Die Liechtensteiner Initiativen setzen auf Wissenstransfer im Netzwerk. Sei das im Schulgarten, auf dem Ernährungsfeld, in der Gemüseackerdemie oder bei den Nachernten: Erlebnisse und Erfahrungsaustausch bringen Kontakt zu den Produzent.inn.en, fun facts und Geschichten zu den Lebensmitteln. Und damit die Lust, auch später weiterhin die so kennen gelernten Produkte zu essen.
Auch für die Gemeinschaftsküchen ist klimafreundliches Kochen eine Herausforderung. Für eine Gruppe Altersheime in Zürich wurden 500 existierende Menus analysiert, ökobilanziert und klassiert nach klimafreundlich, gesund und attraktiv. Die Schnittmenge ergab 150 Menus, die als klimafreundlich, gesund und attraktiv gelten.
Die Themen sind oftmals allen bekannt, Studien belegen seit 20 Jahren die genannten Sachverhalte, aber das Wissen muss noch in den Köpfen ankommen, damit der Paradigmenwechsel passiert und die Symptombekämpfungen ablöst. Im Energiebereich braucht es eine Dachallianz, um die Schnittstellenkoordination zu verbessern. Und im Foodbereich?

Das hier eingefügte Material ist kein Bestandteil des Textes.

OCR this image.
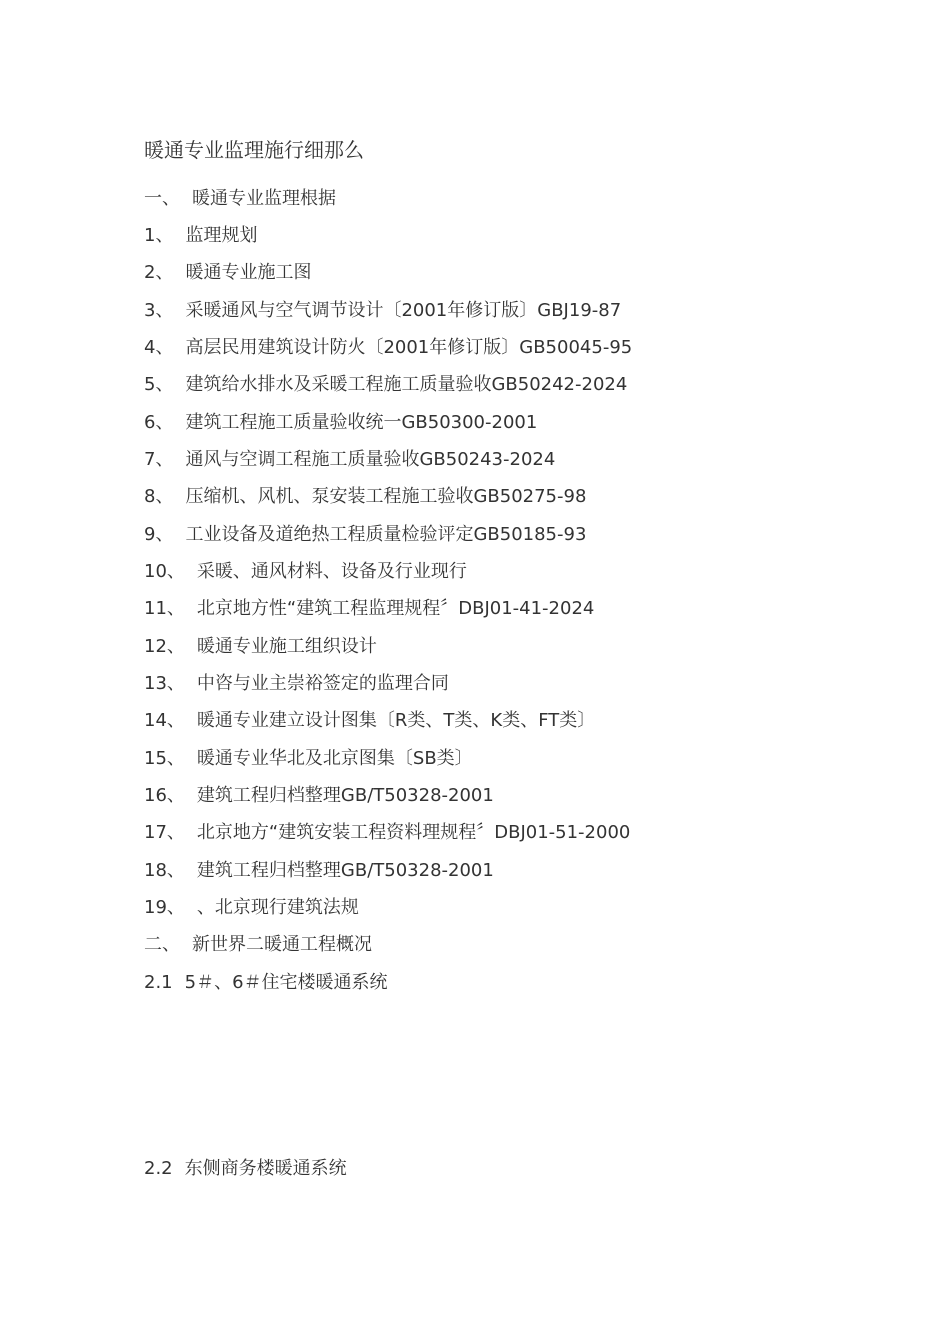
暖通专业监理施行细那么
一、 暖通专业监理根据
1、 监理规划
2、 暖通专业施工图
3、 采暖通风与空气调节设计〔2001年修订版〕GBJ19-87
4、 高层民用建筑设计防火〔2001年修订版〕GB50045-95
5、 建筑给水排水及采暖工程施工质量验收GB50242-2024
6、 建筑工程施工质量验收统一GB50300-2001
7、 通风与空调工程施工质量验收GB50243-2024
8、 压缩机、风机、泵安装工程施工验收GB50275-98
9、 工业设备及道绝热工程质量检验评定GB50185-93
10、 采暖、通风材料、设备及行业现行
11、 北京地方性“建筑工程监理规程〞DBJ01-41-2024
12、 暖通专业施工组织设计
13、 中咨与业主崇裕签定的监理合同
14、 暖通专业建立设计图集〔R类、T类、K类、FT类〕
15、 暖通专业华北及北京图集〔SB类〕
16、 建筑工程归档整理GB/T50328-2001
17、 北京地方“建筑安装工程资料理规程〞DBJ01-51-2000
18、 建筑工程归档整理GB/T50328-2001
19、 、北京现行建筑法规
二、 新世界二暖通工程概况
2.1 5＃、6＃住宅楼暖通系统
2.2 东侧商务楼暖通系统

Call to action / Schlussvoten
Ernährung ist der grösste Faktor der Umweltbelastung. Der zweite Faktor ist das Wohnen. Beide lassen sich gut kombinieren in modularem Wohnen und kollektivem Gärtnern vor Ort und diversen weiteren Vorteilen wie car sharing Mehrgenerationen Aspekte, knowhow transfer usw.
Bottom-up Initiativen müssen von «up» weitergetragen und Massnahmen eingeführt werden. Lies: es braucht ein Zusammenspiel zwischen initiativen der Zivilgesellschaft, der Politik und der Verwaltung.
Der Austausch zwischen den verschiedenen Projekten und der Bevölkerung ist Voraussetzung zum Umdenken. Sie sensibilisieren, schaffen Berührungspunkte, zeigen wo Hebel sind und Zukunftsperspektiven. Was pflanzen wir an, wie kümmern wir uns um unsere Böden, wie nehmen wir unsere Verantwortung wahr?
Eigentlich sollten wir nicht mehr fragen «bist Du mit dem Auto gekommen?», sondern «was hast du gegessen?»